ABUJA (AFP) – The leader of Nigeria’s upper chamber of parliament on Tuesday blocked 11 lawmakers from defecting, saying their break from the ruling party to the main opposition would not go through until a court challenge was resolved.
Senate leader David Mark, a heavyweight in President Goodluck Jonathan’s Peoples Democratic Party (PDP), has been lobbying the group to reverse its decision to defect announced in a letter on January 29.
Jonathan has suffered a string of recent political blows, including a mass defection of lower house lawmakers to the All Progressives Congress (APC) that stripped its parliamentary majority.
The PDP has challenged the Senate defections in a federal court by seeking to have the seats declared vacant on the grounds that party-switches violate the will of voters.
“The matter is in court and therefore we can make no reference to it,” Mark said, interrupting one of the would-be defectors, who sought to formally cross the floor.
The rest of the group then stood to have their defection officially recognised but were shouted down by Mark.
If the defections are allowed to go through, they will cut the PDP’s majority in the 109-seat Senate by 26 seats, with the PDP down from 73 to 62 and the APC up from 33 to 44.

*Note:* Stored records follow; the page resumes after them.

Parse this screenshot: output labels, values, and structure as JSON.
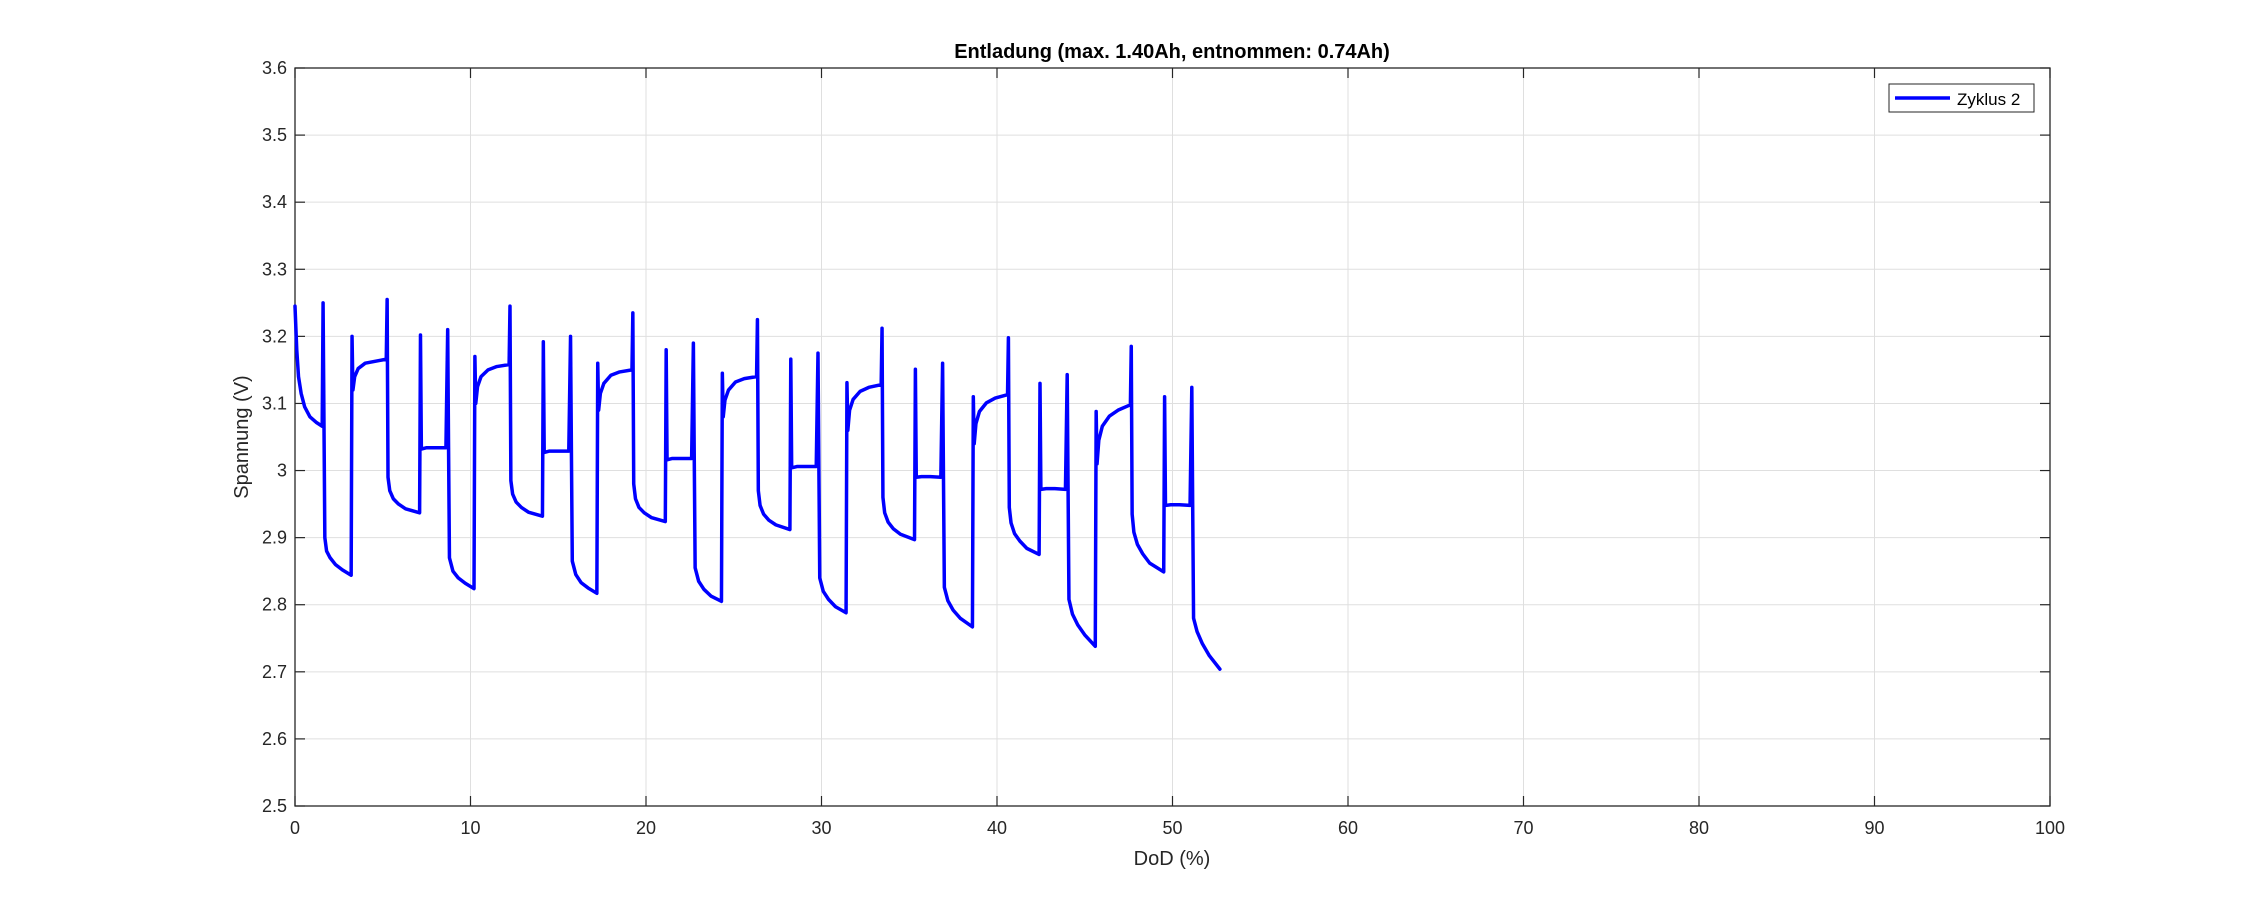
{
  "chart_data": {
    "type": "line",
    "title": "Entladung (max. 1.40Ah, entnommen: 0.74Ah)",
    "xlabel": "DoD (%)",
    "ylabel": "Spannung (V)",
    "xlim": [
      0,
      100
    ],
    "ylim": [
      2.5,
      3.6
    ],
    "xticks": [
      0,
      10,
      20,
      30,
      40,
      50,
      60,
      70,
      80,
      90,
      100
    ],
    "yticks": [
      2.5,
      2.6,
      2.7,
      2.8,
      2.9,
      3,
      3.1,
      3.2,
      3.3,
      3.4,
      3.5,
      3.6
    ],
    "ytick_labels": [
      "2.5",
      "2.6",
      "2.7",
      "2.8",
      "2.9",
      "3",
      "3.1",
      "3.2",
      "3.3",
      "3.4",
      "3.5",
      "3.6"
    ],
    "xtick_labels": [
      "0",
      "10",
      "20",
      "30",
      "40",
      "50",
      "60",
      "70",
      "80",
      "90",
      "100"
    ],
    "grid": true,
    "legend_position": "top-right",
    "series": [
      {
        "name": "Zyklus 2",
        "color": "#0000ff",
        "x": [
          0,
          0.1,
          0.2,
          0.35,
          0.55,
          0.85,
          1.2,
          1.55,
          1.6,
          1.7,
          1.8,
          2.0,
          2.3,
          2.7,
          3.2,
          3.25,
          3.3,
          3.4,
          3.6,
          4.0,
          4.6,
          5.2,
          5.25,
          5.3,
          5.4,
          5.6,
          5.9,
          6.3,
          7.1,
          7.15,
          7.2,
          7.5,
          8.0,
          8.6,
          8.7,
          8.75,
          8.8,
          9.0,
          9.3,
          9.7,
          10.2,
          10.25,
          10.3,
          10.4,
          10.6,
          11.0,
          11.5,
          12.2,
          12.25,
          12.3,
          12.4,
          12.6,
          12.9,
          13.3,
          14.1,
          14.15,
          14.2,
          14.5,
          15.0,
          15.6,
          15.7,
          15.75,
          15.8,
          16.0,
          16.3,
          16.7,
          17.2,
          17.25,
          17.3,
          17.4,
          17.6,
          18.0,
          18.5,
          19.2,
          19.25,
          19.3,
          19.4,
          19.6,
          19.9,
          20.3,
          21.1,
          21.15,
          21.2,
          21.5,
          22.0,
          22.6,
          22.7,
          22.75,
          22.8,
          23.0,
          23.3,
          23.7,
          24.3,
          24.35,
          24.4,
          24.5,
          24.7,
          25.1,
          25.6,
          26.3,
          26.35,
          26.4,
          26.5,
          26.7,
          27.0,
          27.4,
          28.2,
          28.25,
          28.3,
          28.6,
          29.1,
          29.7,
          29.8,
          29.85,
          29.9,
          30.1,
          30.4,
          30.8,
          31.4,
          31.45,
          31.5,
          31.6,
          31.8,
          32.2,
          32.7,
          33.4,
          33.45,
          33.5,
          33.6,
          33.8,
          34.1,
          34.5,
          35.3,
          35.35,
          35.4,
          35.7,
          36.2,
          36.8,
          36.9,
          36.95,
          37.0,
          37.2,
          37.5,
          37.9,
          38.6,
          38.65,
          38.7,
          38.8,
          39.0,
          39.4,
          39.9,
          40.6,
          40.65,
          40.7,
          40.8,
          41.0,
          41.3,
          41.7,
          42.4,
          42.45,
          42.5,
          42.8,
          43.3,
          43.9,
          44.0,
          44.05,
          44.1,
          44.3,
          44.6,
          45.0,
          45.6,
          45.65,
          45.7,
          45.8,
          46.0,
          46.4,
          46.9,
          47.6,
          47.65,
          47.7,
          47.8,
          48.0,
          48.3,
          48.7,
          49.5,
          49.55,
          49.6,
          49.9,
          50.4,
          51.0,
          51.1,
          51.15,
          51.2,
          51.4,
          51.7,
          52.1,
          52.7
        ],
        "y": [
          3.245,
          3.18,
          3.14,
          3.115,
          3.095,
          3.08,
          3.072,
          3.066,
          3.25,
          2.9,
          2.88,
          2.87,
          2.86,
          2.852,
          2.844,
          3.2,
          3.12,
          3.14,
          3.152,
          3.16,
          3.163,
          3.166,
          3.255,
          2.99,
          2.97,
          2.958,
          2.95,
          2.943,
          2.937,
          3.202,
          3.032,
          3.034,
          3.034,
          3.034,
          3.21,
          3.034,
          2.87,
          2.85,
          2.84,
          2.832,
          2.824,
          3.17,
          3.1,
          3.125,
          3.14,
          3.15,
          3.155,
          3.158,
          3.245,
          2.985,
          2.965,
          2.953,
          2.945,
          2.938,
          2.932,
          3.192,
          3.027,
          3.029,
          3.029,
          3.029,
          3.2,
          3.029,
          2.865,
          2.845,
          2.833,
          2.825,
          2.817,
          3.16,
          3.09,
          3.115,
          3.13,
          3.142,
          3.147,
          3.15,
          3.235,
          2.98,
          2.958,
          2.945,
          2.937,
          2.93,
          2.924,
          3.18,
          3.016,
          3.018,
          3.018,
          3.018,
          3.19,
          3.018,
          2.855,
          2.835,
          2.823,
          2.813,
          2.805,
          3.145,
          3.08,
          3.105,
          3.12,
          3.132,
          3.137,
          3.14,
          3.225,
          2.97,
          2.948,
          2.935,
          2.926,
          2.919,
          2.912,
          3.166,
          3.004,
          3.006,
          3.006,
          3.006,
          3.175,
          3.006,
          2.84,
          2.82,
          2.808,
          2.797,
          2.788,
          3.131,
          3.06,
          3.09,
          3.106,
          3.118,
          3.124,
          3.128,
          3.212,
          2.96,
          2.937,
          2.923,
          2.913,
          2.905,
          2.897,
          3.151,
          2.99,
          2.991,
          2.991,
          2.99,
          3.16,
          2.99,
          2.826,
          2.806,
          2.792,
          2.78,
          2.767,
          3.11,
          3.04,
          3.07,
          3.088,
          3.101,
          3.108,
          3.113,
          3.198,
          2.945,
          2.922,
          2.906,
          2.895,
          2.884,
          2.875,
          3.13,
          2.972,
          2.973,
          2.973,
          2.972,
          3.143,
          2.972,
          2.808,
          2.786,
          2.77,
          2.755,
          2.738,
          3.088,
          3.01,
          3.045,
          3.066,
          3.081,
          3.09,
          3.098,
          3.185,
          2.935,
          2.908,
          2.89,
          2.876,
          2.862,
          2.849,
          3.11,
          2.948,
          2.949,
          2.949,
          2.948,
          3.124,
          2.948,
          2.78,
          2.76,
          2.742,
          2.724,
          2.704
        ]
      }
    ]
  }
}
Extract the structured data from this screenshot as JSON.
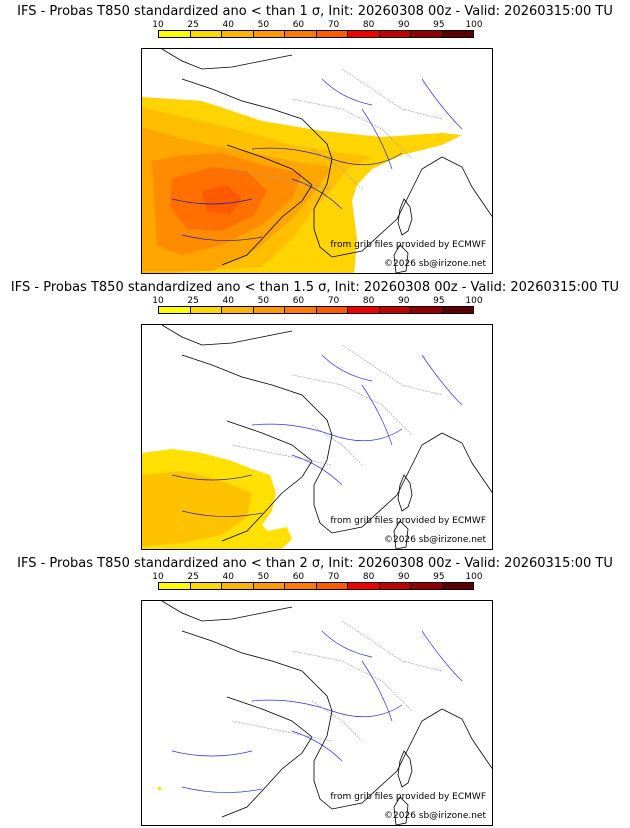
{
  "product": "IFS - Probas T850",
  "panels": [
    {
      "title": "IFS - Probas T850  standardized ano < than 1 σ, Init: 20260308 00z - Valid: 20260315:00 TU",
      "threshold": "1 σ"
    },
    {
      "title": "IFS - Probas T850  standardized ano < than 1.5 σ, Init: 20260308 00z - Valid: 20260315:00 TU",
      "threshold": "1.5 σ"
    },
    {
      "title": "IFS - Probas T850  standardized ano < than 2 σ, Init: 20260308 00z - Valid: 20260315:00 TU",
      "threshold": "2 σ"
    }
  ],
  "colorbar": {
    "labels": [
      "10",
      "25",
      "40",
      "50",
      "60",
      "70",
      "80",
      "90",
      "95",
      "100"
    ],
    "colors": [
      "#ffff00",
      "#ffd800",
      "#ffb400",
      "#ff9a00",
      "#ff7a00",
      "#ff5a00",
      "#f00000",
      "#c00000",
      "#900000",
      "#5a0000"
    ]
  },
  "credits": {
    "source": "from grib files provided by ECMWF",
    "copyright": "©2026 sb@irizone.net"
  },
  "colors": {
    "coast": "#000000",
    "rivers": "#0000cc",
    "borders": "#999999"
  }
}
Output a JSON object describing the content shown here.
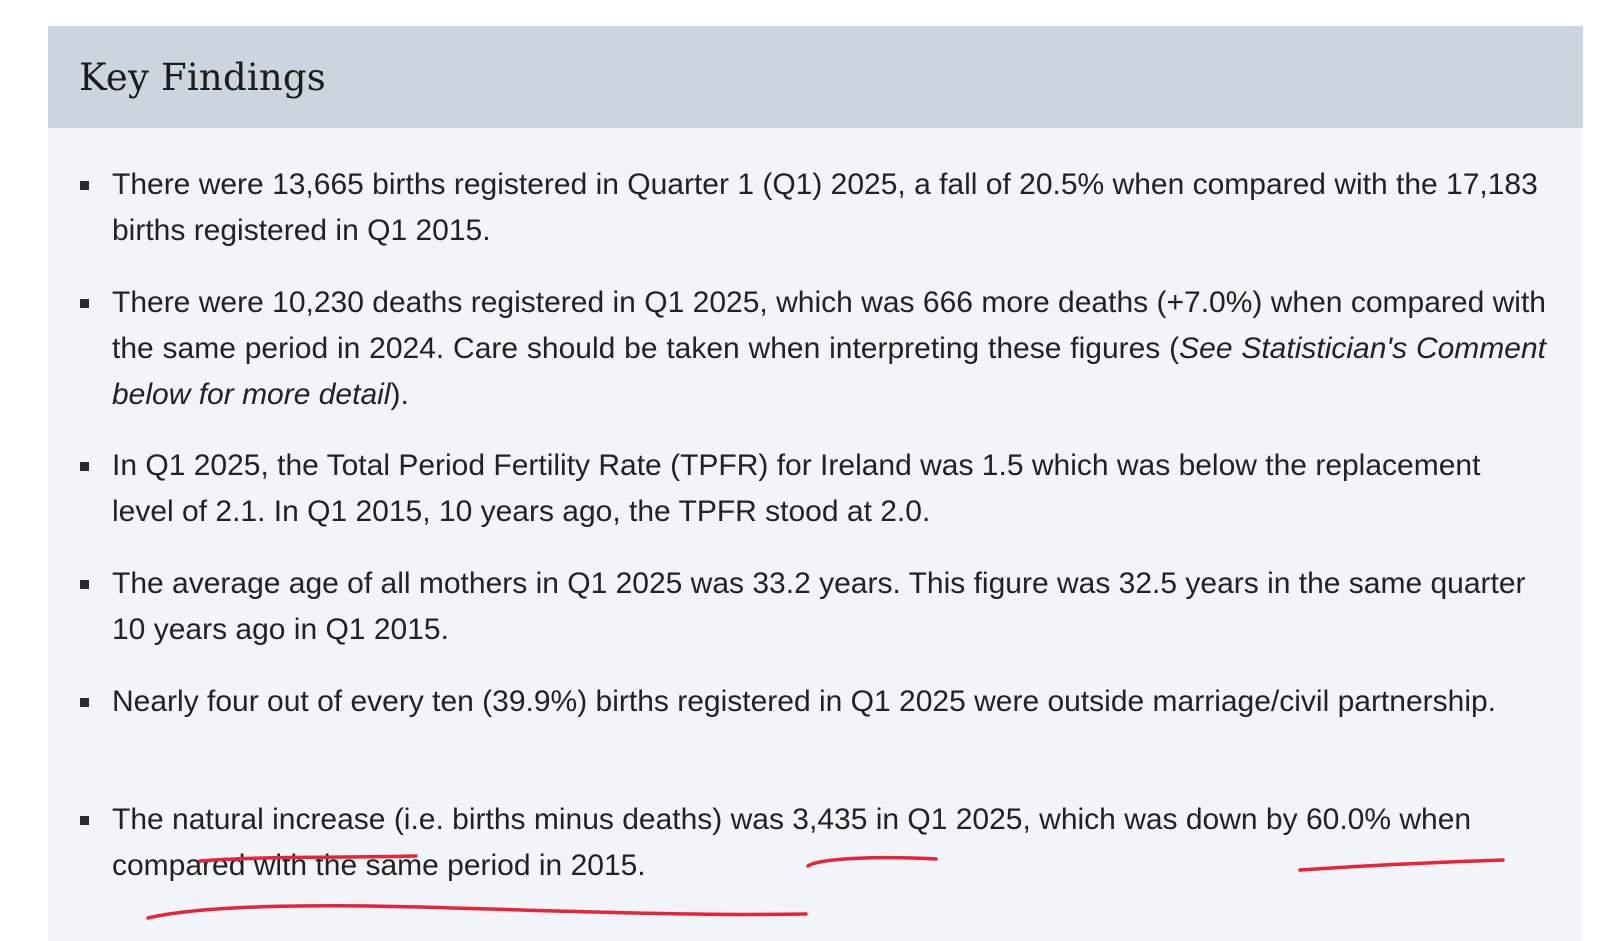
{
  "panel": {
    "title": "Key Findings"
  },
  "findings": [
    {
      "text": "There were 13,665 births registered in Quarter 1 (Q1) 2025, a fall of 20.5% when compared with the 17,183 births registered in Q1 2015."
    },
    {
      "text_before": "There were 10,230 deaths registered in Q1 2025, which was 666 more deaths (+7.0%) when compared with the same period in 2024. Care should be taken when interpreting these figures (",
      "text_italic": "See Statistician's Comment below for more detail",
      "text_after": ")."
    },
    {
      "text": "In Q1 2025, the Total Period Fertility Rate (TPFR) for Ireland was 1.5 which was below the replacement level of 2.1. In Q1 2015, 10 years ago, the TPFR stood at 2.0."
    },
    {
      "text": "The average age of all mothers in Q1 2025 was 33.2 years. This figure was 32.5 years in the same quarter 10 years ago in Q1 2015."
    },
    {
      "text": "Nearly four out of every ten (39.9%) births registered in Q1 2025 were outside marriage/civil partnership."
    },
    {
      "text": "The natural increase (i.e. births minus deaths) was 3,435 in Q1 2025, which was down by 60.0% when compared with the same period in 2015."
    }
  ],
  "annotation": {
    "color": "#e8243a"
  }
}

Analysts say Jonathan’s dwindling support is tied to elections scheduled for February next year.
The president has come under mounting pressure from within his own party not to run and instead throw his support behind a Muslim candidate from the north.
Jonathan, who stepped up from vice-president to be acting head of state when former president Umaru Yar’Adua fell ill and later died in 2010, is a southern Christian.
He is also alleged to have promised to serve only one, four-year term after winning a popular mandate at the last elections in 2011.
All but two of the 11 senators seeking to defect are northern Muslims.
The upper house is a powerful institution in Nigeria, as all bills require approval from senators before entering into law and senators can themselves propose legislation.